Leslie is the lead character in Parks and Rec, played amazingly by Amy Poehler. She is goofy and zany and perhaps a little bit crazy. She is also incredibly loyal and smart and ridiculously talented at her job and one of the best gift givers I have ever seen. I love Leslie. She makes me feel good to watch because she is amazing but also because watching her makes me feel like you can be amazing and also not perfect.

Leslie is absolutely not perfect. She freezes when she’s nervous and says stupid things (although of course her stupid things are much funnier than those of us who are NOT comedians ever get to say); she gets so excited about her ideas that she sometimes steamrolls right over her best friend Ann, just because Ann is too sweet to say no; she cannot let things go EVER; she is so fiercely competitive that she has sometimes hurt her own causes or people she loves just because she needs to win; and sometimes because she loves presents so much, she completely overwhelms people and ignores what they might really want or need to drown them in presents.
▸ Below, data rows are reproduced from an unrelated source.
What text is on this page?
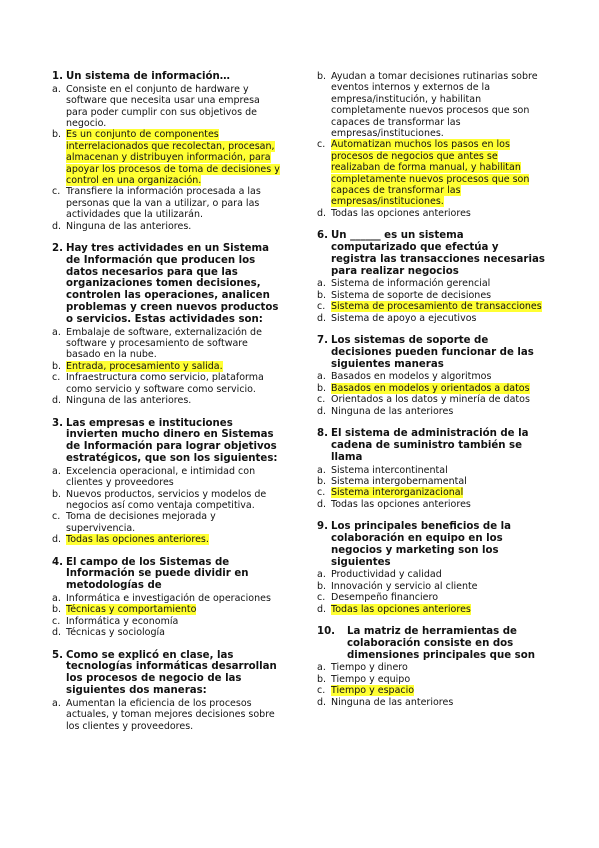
1. Un sistema de información…
a. Consiste en el conjunto de hardware y software que necesita usar una empresa para poder cumplir con sus objetivos de negocio.
b. Es un conjunto de componentes interrelacionados que recolectan, procesan, almacenan y distribuyen información, para apoyar los procesos de toma de decisiones y control en una organización.
c. Transfiere la información procesada a las personas que la van a utilizar, o para las actividades que la utilizarán.
d. Ninguna de las anteriores.
2. Hay tres actividades en un Sistema de Información que producen los datos necesarios para que las organizaciones tomen decisiones, controlen las operaciones, analicen problemas y creen nuevos productos o servicios. Estas actividades son:
a. Embalaje de software, externalización de software y procesamiento de software basado en la nube.
b. Entrada, procesamiento y salida.
c. Infraestructura como servicio, plataforma como servicio y software como servicio.
d. Ninguna de las anteriores.
3. Las empresas e instituciones invierten mucho dinero en Sistemas de Información para lograr objetivos estratégicos, que son los siguientes:
a. Excelencia operacional, e intimidad con clientes y proveedores
b. Nuevos productos, servicios y modelos de negocios así como ventaja competitiva.
c. Toma de decisiones mejorada y supervivencia.
d. Todas las opciones anteriores.
4. El campo de los Sistemas de Información se puede dividir en metodologías de
a. Informática e investigación de operaciones
b. Técnicas y comportamiento
c. Informática y economía
d. Técnicas y sociología
5. Como se explicó en clase, las tecnologías informáticas desarrollan los procesos de negocio de las siguientes dos maneras:
a. Aumentan la eficiencia de los procesos actuales, y toman mejores decisiones sobre los clientes y proveedores.
b. Ayudan a tomar decisiones rutinarias sobre eventos internos y externos de la empresa/institución, y habilitan completamente nuevos procesos que son capaces de transformar las empresas/instituciones.
c. Automatizan muchos los pasos en los procesos de negocios que antes se realizaban de forma manual, y habilitan completamente nuevos procesos que son capaces de transformar las empresas/instituciones.
d. Todas las opciones anteriores
6. Un ______ es un sistema computarizado que efectúa y registra las transacciones necesarias para realizar negocios
a. Sistema de información gerencial
b. Sistema de soporte de decisiones
c. Sistema de procesamiento de transacciones
d. Sistema de apoyo a ejecutivos
7. Los sistemas de soporte de decisiones pueden funcionar de las siguientes maneras
a. Basados en modelos y algoritmos
b. Basados en modelos y orientados a datos
c. Orientados a los datos y minería de datos
d. Ninguna de las anteriores
8. El sistema de administración de la cadena de suministro también se llama
a. Sistema intercontinental
b. Sistema intergobernamental
c. Sistema interorganizacional
d. Todas las opciones anteriores
9. Los principales beneficios de la colaboración en equipo en los negocios y marketing son los siguientes
a. Productividad y calidad
b. Innovación y servicio al cliente
c. Desempeño financiero
d. Todas las opciones anteriores
10.	La matriz de herramientas de colaboración consiste en dos dimensiones principales que son
a. Tiempo y dinero
b. Tiempo y equipo
c. Tiempo y espacio
d. Ninguna de las anteriores
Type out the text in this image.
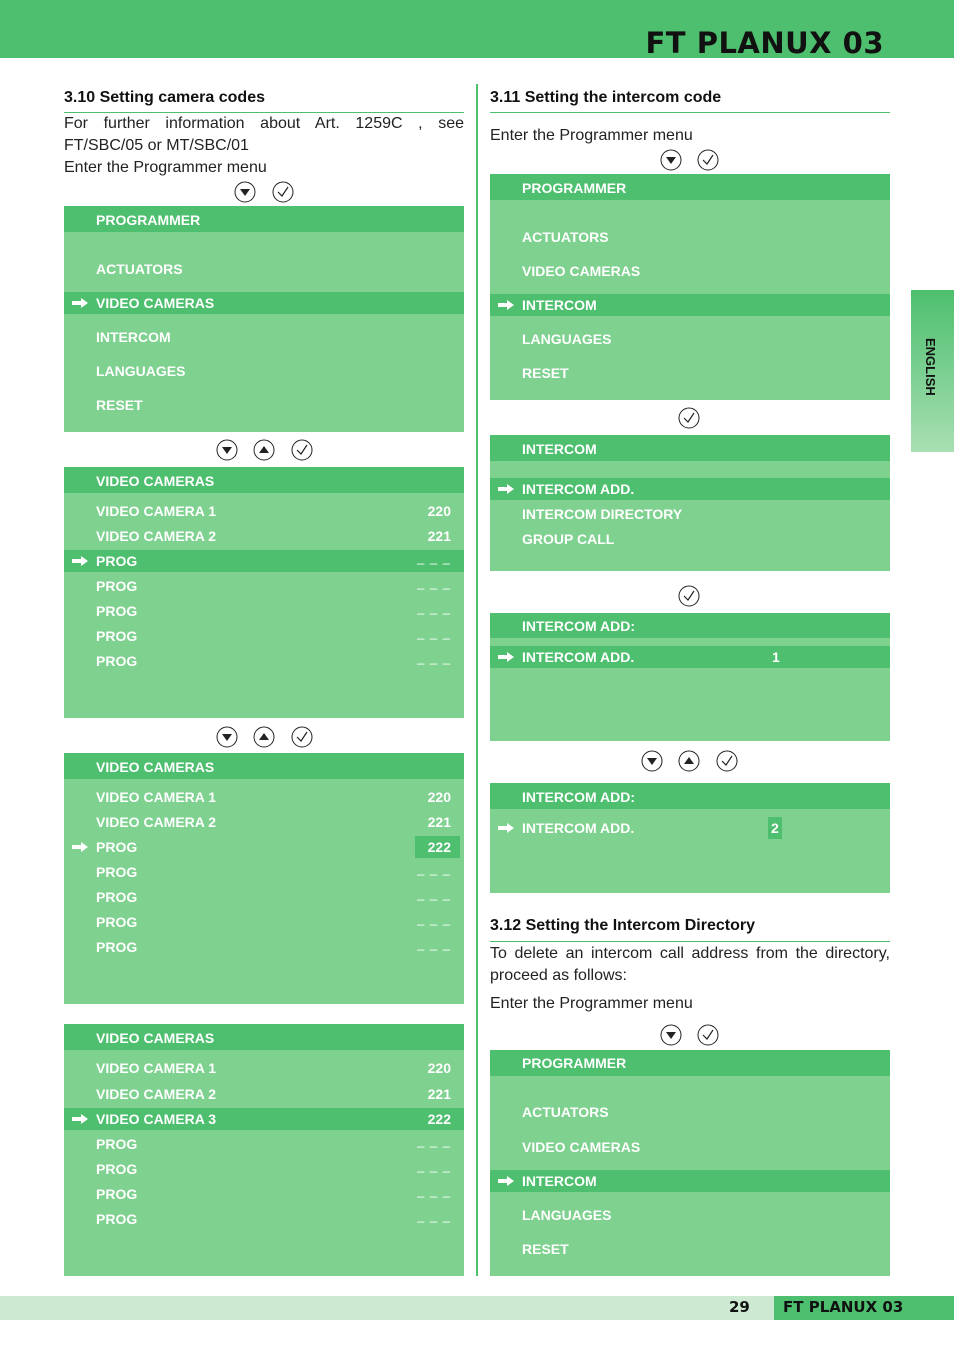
FT PLANUX 03
ENGLISH
3.10 Setting camera codes
For further information about Art. 1259C , see FT/SBC/05 or MT/SBC/01
Enter the Programmer menu
PROGRAMMER
ACTUATORS
VIDEO CAMERAS
INTERCOM
LANGUAGES
RESET
VIDEO CAMERAS
VIDEO CAMERA 1	220
VIDEO CAMERA 2	221
PROG	_ _ _
PROG	_ _ _
PROG	_ _ _
PROG	_ _ _
PROG	_ _ _
VIDEO CAMERAS
VIDEO CAMERA 1	220
VIDEO CAMERA 2	221
PROG	222
PROG	_ _ _
PROG	_ _ _
PROG	_ _ _
PROG	_ _ _
VIDEO CAMERAS
VIDEO CAMERA 1	220
VIDEO CAMERA 2	221
VIDEO CAMERA 3	222
PROG	_ _ _
PROG	_ _ _
PROG	_ _ _
PROG	_ _ _
3.11 Setting the intercom code
Enter the Programmer menu
PROGRAMMER
ACTUATORS
VIDEO CAMERAS
INTERCOM
LANGUAGES
RESET
INTERCOM
INTERCOM ADD.
INTERCOM DIRECTORY
GROUP CALL
INTERCOM ADD:
INTERCOM ADD.	1
INTERCOM ADD:
INTERCOM ADD.	2
3.12 Setting the Intercom Directory
To delete an intercom call address from the directory, proceed as follows:
Enter the Programmer menu
PROGRAMMER
ACTUATORS
VIDEO CAMERAS
INTERCOM
LANGUAGES
RESET
29 FT PLANUX 03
I do not relate to all of those flaws, but I relate to some of them. Honestly, even if Leslie was not much like me at all, I would still feel better watching her character. The point is not her specific flaws but the fact that she has them at all. Generally female characters who are “crazy” are only crazy. That is their entire personality trait. They are insane and useless in the midst of that. Leslie has weird quirks that are arguably a bit crazy, and sometimes make her hard to be around. Just like the rest of us. But to the people who love her, they know that she is an amazing friend and that all the rest of it is just part of the package. She grows and she changes, she learns to mitigate her stronger destructive impulses and, as she does, more of her constructive impulses come through.
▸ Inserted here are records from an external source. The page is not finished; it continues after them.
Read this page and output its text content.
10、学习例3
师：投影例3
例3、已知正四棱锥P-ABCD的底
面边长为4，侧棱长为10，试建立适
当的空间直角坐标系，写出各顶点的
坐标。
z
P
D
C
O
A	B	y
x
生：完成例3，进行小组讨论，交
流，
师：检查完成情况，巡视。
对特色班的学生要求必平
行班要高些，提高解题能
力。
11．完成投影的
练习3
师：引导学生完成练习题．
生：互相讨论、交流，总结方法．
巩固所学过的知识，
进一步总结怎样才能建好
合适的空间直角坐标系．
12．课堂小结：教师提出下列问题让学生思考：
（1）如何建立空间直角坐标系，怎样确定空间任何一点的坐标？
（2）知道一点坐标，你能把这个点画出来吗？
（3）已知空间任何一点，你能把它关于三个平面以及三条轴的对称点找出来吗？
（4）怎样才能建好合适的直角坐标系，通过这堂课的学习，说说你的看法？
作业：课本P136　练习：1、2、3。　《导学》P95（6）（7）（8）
I grew up with a lot of destructive impulses. It has taken a lot of years to sort through and discover what even was destructive and what was important. I’ve made a lot of progress. But one of the things that can make me feel the most hopeless is feeling like I need to get rid of all of it to be lovable. Like I am never going to not be a little bit crazy. I am always going to be a bit high maintenance of a friend or lover. I will never be able to be just completely chill about things. I wish I could be and I work really hard on that but I always fail.
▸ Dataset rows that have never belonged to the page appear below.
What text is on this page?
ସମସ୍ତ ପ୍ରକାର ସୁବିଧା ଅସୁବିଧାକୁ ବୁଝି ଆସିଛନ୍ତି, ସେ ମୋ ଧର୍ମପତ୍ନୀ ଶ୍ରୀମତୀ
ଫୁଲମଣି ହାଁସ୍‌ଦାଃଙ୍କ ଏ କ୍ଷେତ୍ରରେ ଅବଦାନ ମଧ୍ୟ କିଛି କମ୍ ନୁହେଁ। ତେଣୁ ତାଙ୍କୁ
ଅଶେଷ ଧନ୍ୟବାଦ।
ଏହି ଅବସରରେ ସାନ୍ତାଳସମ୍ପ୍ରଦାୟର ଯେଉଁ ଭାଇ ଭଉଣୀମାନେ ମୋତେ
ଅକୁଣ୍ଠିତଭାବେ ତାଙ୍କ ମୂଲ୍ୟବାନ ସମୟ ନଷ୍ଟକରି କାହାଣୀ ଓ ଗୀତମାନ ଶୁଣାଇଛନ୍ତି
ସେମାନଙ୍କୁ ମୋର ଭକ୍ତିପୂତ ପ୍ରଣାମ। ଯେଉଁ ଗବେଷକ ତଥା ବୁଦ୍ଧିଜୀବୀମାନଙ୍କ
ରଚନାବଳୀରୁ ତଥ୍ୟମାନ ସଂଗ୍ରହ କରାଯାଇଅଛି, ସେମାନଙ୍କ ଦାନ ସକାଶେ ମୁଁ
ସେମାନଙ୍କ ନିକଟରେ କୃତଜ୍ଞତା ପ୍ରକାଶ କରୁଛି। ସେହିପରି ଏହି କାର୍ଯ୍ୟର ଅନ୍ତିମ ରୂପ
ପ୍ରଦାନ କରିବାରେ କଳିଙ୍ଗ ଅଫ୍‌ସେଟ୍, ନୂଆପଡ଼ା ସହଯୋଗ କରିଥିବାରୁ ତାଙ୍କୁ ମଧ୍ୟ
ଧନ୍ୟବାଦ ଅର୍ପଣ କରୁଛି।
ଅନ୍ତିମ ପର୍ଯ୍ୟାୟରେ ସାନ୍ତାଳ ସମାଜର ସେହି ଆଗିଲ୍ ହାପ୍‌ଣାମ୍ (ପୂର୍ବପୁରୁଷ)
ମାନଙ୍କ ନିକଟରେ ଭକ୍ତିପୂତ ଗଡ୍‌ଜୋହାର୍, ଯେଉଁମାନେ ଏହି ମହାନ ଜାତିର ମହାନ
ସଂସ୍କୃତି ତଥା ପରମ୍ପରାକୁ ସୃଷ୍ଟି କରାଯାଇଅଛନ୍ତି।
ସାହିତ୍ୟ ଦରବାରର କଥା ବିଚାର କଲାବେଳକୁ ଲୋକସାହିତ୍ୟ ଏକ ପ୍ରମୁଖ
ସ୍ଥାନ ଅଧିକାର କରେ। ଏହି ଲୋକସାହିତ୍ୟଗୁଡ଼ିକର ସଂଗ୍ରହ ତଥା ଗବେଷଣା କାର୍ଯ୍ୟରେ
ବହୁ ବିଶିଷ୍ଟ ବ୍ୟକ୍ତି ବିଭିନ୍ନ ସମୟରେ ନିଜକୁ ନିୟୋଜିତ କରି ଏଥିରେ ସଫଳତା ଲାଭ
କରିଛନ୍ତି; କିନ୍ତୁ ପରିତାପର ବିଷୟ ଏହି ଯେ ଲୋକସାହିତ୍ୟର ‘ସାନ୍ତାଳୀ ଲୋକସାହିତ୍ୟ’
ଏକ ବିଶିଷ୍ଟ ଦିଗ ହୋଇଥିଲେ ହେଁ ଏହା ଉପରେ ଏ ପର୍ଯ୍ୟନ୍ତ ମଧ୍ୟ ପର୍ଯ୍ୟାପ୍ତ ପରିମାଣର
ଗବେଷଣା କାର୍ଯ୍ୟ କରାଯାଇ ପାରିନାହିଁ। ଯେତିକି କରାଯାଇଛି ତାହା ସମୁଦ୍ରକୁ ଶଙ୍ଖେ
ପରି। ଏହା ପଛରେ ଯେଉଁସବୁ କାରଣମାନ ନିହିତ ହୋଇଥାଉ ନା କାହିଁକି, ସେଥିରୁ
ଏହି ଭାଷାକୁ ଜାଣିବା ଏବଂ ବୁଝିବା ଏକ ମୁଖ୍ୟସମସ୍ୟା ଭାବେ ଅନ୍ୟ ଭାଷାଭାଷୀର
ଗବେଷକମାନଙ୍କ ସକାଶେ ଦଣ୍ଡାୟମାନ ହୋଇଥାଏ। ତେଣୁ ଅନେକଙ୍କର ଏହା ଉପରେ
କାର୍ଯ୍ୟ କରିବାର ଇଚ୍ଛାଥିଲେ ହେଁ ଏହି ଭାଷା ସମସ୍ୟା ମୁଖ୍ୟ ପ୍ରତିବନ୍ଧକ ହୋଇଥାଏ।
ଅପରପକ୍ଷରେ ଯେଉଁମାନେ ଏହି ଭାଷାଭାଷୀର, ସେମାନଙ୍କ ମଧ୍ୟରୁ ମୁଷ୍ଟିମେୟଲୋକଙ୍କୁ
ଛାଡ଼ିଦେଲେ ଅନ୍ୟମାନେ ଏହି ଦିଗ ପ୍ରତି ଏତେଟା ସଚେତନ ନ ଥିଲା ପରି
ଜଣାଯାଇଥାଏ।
But when I see a character like Leslie Knope, I feel better about myself. Maybe it’s not important to be perfect. Maybe the point isn’t to make sure that no one else has to deal with your mess. Maybe the goal is to just be as awesome as you can possibly be and keep working on the rest. The people who love you will love all of you, even if some of it is still a little messy.

So thank you, Amy Poehler! I will now proceed to maybe just watch through Parks and Rec over and over again for the rest of my life. I may or may not be joking.